Да хоть пиять, хотел ликующе сказать Скворушкин, но только лихорадочно закивал. Чемодан он закинул на заднее, сам втиснулся на переднее, лихорадочно завертел облезлой рукояткой, с натугой поднимая оконное стекло, и они тронулись.

— Дарогу пакажьещ? — осведомился водила.

Он был маленький, сморщенный, как старая обезьянка, в обтерханном кожане, черно-седой, возраста явно не менее полтинника, но в целом неопределенного, да и национальности тоже — то ли чурка, то хач, и нечто этническое, восточно-южное, заунывно сочащееся из магнитолы, географии не проясняло. В другое время — в другой жизни — Скворушкин после такого вопроса испытал бы приступ острейшей ненависти, и даже сейчас в нем колыхнулось желание двинуть спасителю по харе… но такая уж сегодня случилась ночь, ночь не совершённых поступков — взять хотя бы майора, да и Эвелину, и Светлану… и вообще грех было выпендриваться, и Скворушкин кротко прохрипел:

— По кхольцу, а там пхокажу.

Некоторое время ехали практически молча. Скворушкин размягчался и оплывал в сомнительном, воняющем бензином копеешном тепле, из желудка снова начали подниматься в голову оттаявшие водочные пары, в ступнях и ладонях возникало мерцающее иглопокалывание, но в пальцах что там, что там набухала зудящая маета, и он лениво думал, что непременно допрыгался и что-нибудь отморозил, но это было все равно, и лениво косился на чуркестанского хача, тихо гундосящего в тон своему тягучему музлу, на предмет национального айдентити, не айдентифицировал, и это тоже было все равно. Тогда он стал смотреть в окно, и разматывающийся там пейзаж, одинаково серо-черно-желтый, вообще одинаковый, не казался уже настолько бесприютным и бесчеловечным, казался приемлемым, и он знал, что это неправда, но и это было все равно.

«Копейку» тряхнуло, командир шипяще выругался, а взгляд Скворушкина стукнулся о невозможное. На здоровенном, в торец девятиэтажки, билборде ясно читалось: «Съебаться? Стреляться? Пора определяться!». Скворушкин моргнул. Слоган отредактировался. «Купаться? Кататься?» — спрашивал он, оказывается, но призыв к определенности остался — вместе с сисястой двойной девкой, в бикини дубль горнолыжном комбезе.

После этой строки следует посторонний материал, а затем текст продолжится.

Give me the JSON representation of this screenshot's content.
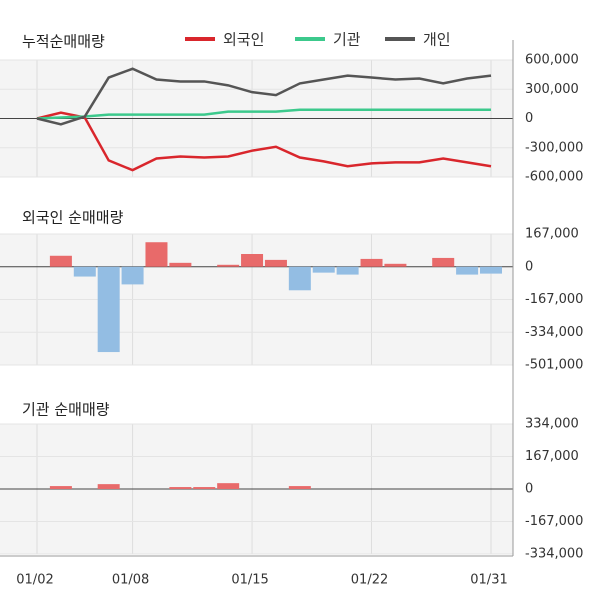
{
  "chart_data": [
    {
      "type": "line",
      "title": "누적순매매량",
      "series": [
        {
          "name": "외국인",
          "color": "#d9262c",
          "values": [
            0,
            60000,
            10000,
            -430000,
            -530000,
            -410000,
            -390000,
            -400000,
            -390000,
            -330000,
            -290000,
            -400000,
            -440000,
            -490000,
            -460000,
            -450000,
            -450000,
            -410000,
            -450000,
            -490000
          ]
        },
        {
          "name": "기관",
          "color": "#3cc98c",
          "values": [
            0,
            10000,
            20000,
            40000,
            40000,
            40000,
            40000,
            40000,
            70000,
            70000,
            70000,
            90000,
            90000,
            90000,
            90000,
            90000,
            90000,
            90000,
            90000,
            90000
          ]
        },
        {
          "name": "개인",
          "color": "#555555",
          "values": [
            0,
            -60000,
            20000,
            420000,
            510000,
            400000,
            380000,
            380000,
            340000,
            270000,
            240000,
            360000,
            400000,
            440000,
            420000,
            400000,
            410000,
            360000,
            410000,
            440000
          ]
        }
      ],
      "ylim": [
        -600000,
        600000
      ],
      "yticks": [
        {
          "value": 600000,
          "label": "600,000"
        },
        {
          "value": 300000,
          "label": "300,000"
        },
        0,
        {
          "value": -300000,
          "label": "-300,000"
        },
        {
          "value": -600000,
          "label": "-600,000"
        }
      ]
    },
    {
      "type": "bar",
      "title": "외국인 순매매량",
      "pos_color": "#e86a6a",
      "neg_color": "#93bde3",
      "values": [
        0,
        56000,
        -50000,
        -435000,
        -90000,
        125000,
        20000,
        0,
        10000,
        65000,
        35000,
        -120000,
        -30000,
        -40000,
        40000,
        15000,
        0,
        45000,
        -40000,
        -35000
      ],
      "ylim": [
        -501000,
        167000
      ],
      "yticks": [
        {
          "value": 167000,
          "label": "167,000"
        },
        0,
        {
          "value": -167000,
          "label": "-167,000"
        },
        {
          "value": -334000,
          "label": "-334,000"
        },
        {
          "value": -501000,
          "label": "-501,000"
        }
      ]
    },
    {
      "type": "bar",
      "title": "기관 순매매량",
      "pos_color": "#e86a6a",
      "neg_color": "#93bde3",
      "categories": [
        "01/02",
        null,
        null,
        null,
        "01/08",
        null,
        null,
        null,
        null,
        "01/15",
        null,
        null,
        null,
        null,
        "01/22",
        null,
        null,
        null,
        null,
        "01/31"
      ],
      "values": [
        0,
        15000,
        0,
        25000,
        0,
        0,
        10000,
        10000,
        30000,
        0,
        0,
        15000,
        0,
        0,
        0,
        0,
        0,
        0,
        0,
        0
      ],
      "ylim": [
        -334000,
        334000
      ],
      "yticks": [
        {
          "value": 334000,
          "label": "334,000"
        },
        {
          "value": 167000,
          "label": "167,000"
        },
        0,
        {
          "value": -167000,
          "label": "-167,000"
        },
        {
          "value": -334000,
          "label": "-334,000"
        }
      ]
    }
  ]
}
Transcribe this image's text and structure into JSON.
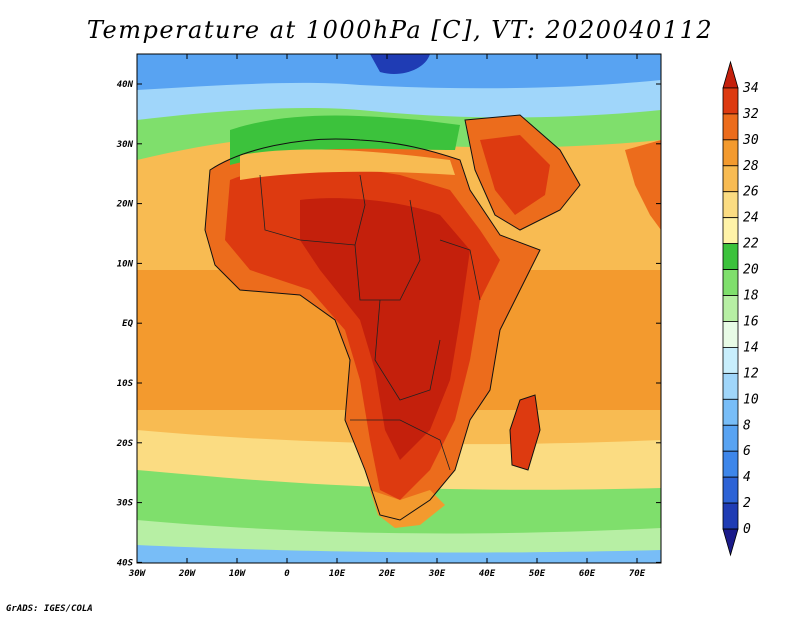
{
  "title": "Temperature at 1000hPa [C], VT: 2020040112",
  "credit": "GrADS: IGES/COLA",
  "map": {
    "lat_labels": [
      "40N",
      "30N",
      "20N",
      "10N",
      "EQ",
      "10S",
      "20S",
      "30S",
      "40S"
    ],
    "lon_labels": [
      "30W",
      "20W",
      "10W",
      "0",
      "10E",
      "20E",
      "30E",
      "40E",
      "50E",
      "60E",
      "70E"
    ]
  },
  "colorbar": {
    "levels": [
      "0",
      "2",
      "4",
      "6",
      "8",
      "10",
      "12",
      "14",
      "16",
      "18",
      "20",
      "22",
      "24",
      "26",
      "28",
      "30",
      "32",
      "34"
    ],
    "colors": [
      "#1b1b8a",
      "#1f3cb4",
      "#2d63d6",
      "#3d86ea",
      "#58a3f2",
      "#78bdf7",
      "#a0d6fa",
      "#c8eefc",
      "#e8fbe6",
      "#b7efa4",
      "#7fdf6c",
      "#3cc23c",
      "#fff3a8",
      "#fbdc82",
      "#f8bb52",
      "#f39a2e",
      "#ec6c1c",
      "#dd3a10",
      "#c4200c"
    ]
  }
}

Скворушкин хмыкнул. Подсознание выделывалось по делу. В какой-то момент — два года назад? три? — он поймал себя на том, что ему после любого выезда, что на Запад, что на Восток, все труднее и труднее возвращаться в Москву. Сначала открытие Скворушкина поразило. Оно было необъяснимо. Эмигрантом он себя не видел вообще никогда, а дома все становилось лучше — и лично у него, Скворушкина Андрея Платоновича, хозяина небольшой, но крепкой пиар-компании, и вообще: делалось краше, чище, цивилизованнее, богаче, спокойнее, стабильнее. Потом он хорошенько поразмыслил — Скворушкин полагал себя мыслящим, все-таки не бандос-расстрига, а когдатошняя звезда журфака МГУ, — и с повторным изумлением понял, что дело, кажется, именно в стабильности.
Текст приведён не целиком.